Caffeine withdrawal is not really an option when half term and a poorly small person happen at the same time.
A few days of lovely sun and slightly warmer temperatures makes the return of cold and grey rather miserable.
Trying to strike a happy heat medium is impossible. “Too spikey” for Izzy translates as “What chilli?” to Rich. The solution is to make it mild and provide extra chilli flakes for hot heads.
I’m no good at figuring out serving size. If I make a large bowl of popcorn and we eat it all in one go are we being greedy or normal?
Making popcorn is always fun and a good way to distract people from their grumpy mother and wife.

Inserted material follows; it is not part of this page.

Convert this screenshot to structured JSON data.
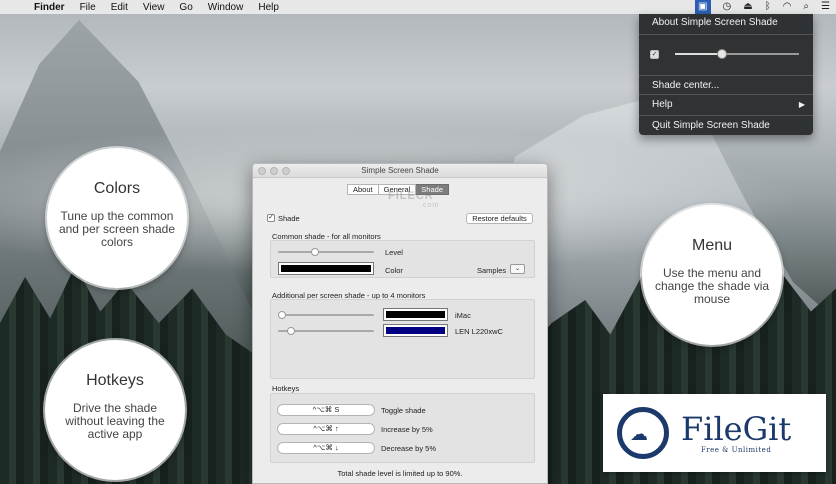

We love to snack on popcorn and it’s really easy to tailor to what you fancy at the time. This version gives a cheesy tasty handful with a hint of spice from the chilli. Of course you can make it easier too by using either a bag of ready popped corn or the type that you pop in the microwave.
- 75g corn kernels
- 1 tbsp oil
- 30g parmesan grated
- 1 heaped teaspoon chilli flakes, increase or decrease this as you want
- 20g butter (the real stuff), melted
- Pour the oil in to a very large saucepan that has a lid and place over a medium high heat. Throw in a couple of corn kernels, put the lid on and wait for them to pop.
- Meanwhile melt your butter and mix the parmesan and chilli flakes together in a small bowl.
- Once they have popped, pour in the rest of the kernels, put the lid back on and shake the pan on a regular basis from side to side. This stops the corn from burning.
- Once the popping has subsided, tip the popcorn into a large bowl and pour over the butter. Mix well ensuring that it is distributed evenly. Scatter over the parmesan and chilli, mixing again.